Le peut-il ? "En ouvrant un dialogue avec le RN pour obtenir l’assurance qu’ils ne censurent Michel Barnier, Macron fait peu de cas du front républicain qu’il avait pourtant sollicité entre les deux tours des législatives. Si Barnier était renversé, c’est cette démarche qui serait condamnée", juge Hollande.
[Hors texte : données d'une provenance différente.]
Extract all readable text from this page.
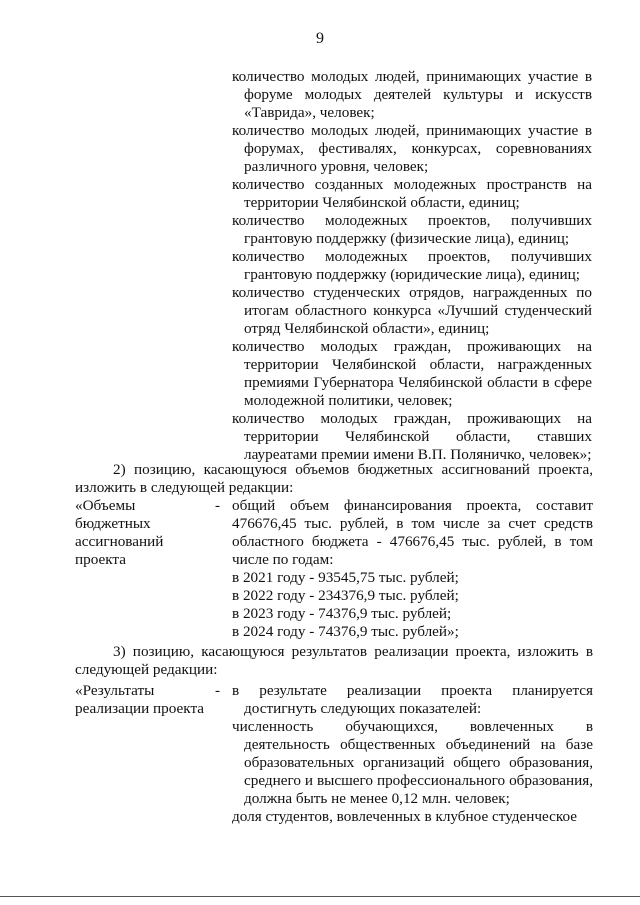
9

количество молодых людей, принимающих участие в форуме молодых деятелей культуры и искусств «Таврида», человек;

количество молодых людей, принимающих участие в форумах, фестивалях, конкурсах, соревнованиях различного уровня, человек;

количество созданных молодежных пространств на территории Челябинской области, единиц;

количество молодежных проектов, получивших грантовую поддержку (физические лица), единиц;

количество молодежных проектов, получивших грантовую поддержку (юридические лица), единиц;

количество студенческих отрядов, награжденных по итогам областного конкурса «Лучший студенческий отряд Челябинской области», единиц;

количество молодых граждан, проживающих на территории Челябинской области, награжденных премиями Губернатора Челябинской области в сфере молодежной политики, человек;

количество молодых граждан, проживающих на территории Челябинской области, ставших лауреатами премии имени В.П. Поляничко, человек»;

2) позицию, касающуюся объемов бюджетных ассигнований проекта, изложить в следующей редакции:

«Объемы бюджетных ассигнований проекта
- общий объем финансирования проекта, составит 476676,45 тыс. рублей, в том числе за счет средств областного бюджета - 476676,45 тыс. рублей, в том числе по годам:

в 2021 году - 93545,75 тыс. рублей;

в 2022 году - 234376,9 тыс. рублей;

в 2023 году - 74376,9 тыс. рублей;

в 2024 году - 74376,9 тыс. рублей»;

3) позицию, касающуюся результатов реализации проекта, изложить в следующей редакции:

«Результаты реализации проекта
- в результате реализации проекта планируется достигнуть следующих показателей:

численность обучающихся, вовлеченных в деятельность общественных объединений на базе образовательных организаций общего образования, среднего и высшего профессионального образования, должна быть не менее 0,12 млн. человек;

доля студентов, вовлеченных в клубное студенческое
Alors reviendra la carte Cazeneuve, parce que, dit-il, "il faut fermer la page" Lucie Castets. "Je regrette qu’elle n’ait pu présenter son programme devant l’Assemblée, même si la censure, faute de compromis avec le bloc central ne faisait guère de doute." Se reposeront les mêmes débats, éternels, entre deux gauches qu’il ne croit pas "irréconciliables". L’un veut gouverner, l’autre non. "Je revendique l’union mais à condition d’y imposer une ligne crédible et ouverte. LFI est minoritaire au sein de la gauche et son leader est davantage un fardeau qu’une espérance. Les socialistes doivent plus se faire entendre sur leurs propositions et sur leur bilan", détricote François Hollande, qui compte bien prendre sa part au prochain congrès socialiste, en 2025. Hollande de retour plus que jamais. Etait-il vraiment parti ?
* Le Défi de gouverner. La gauche et le pouvoir de l’affaire Dreyfus jusqu’à nos jours. Perrin, 416 pages.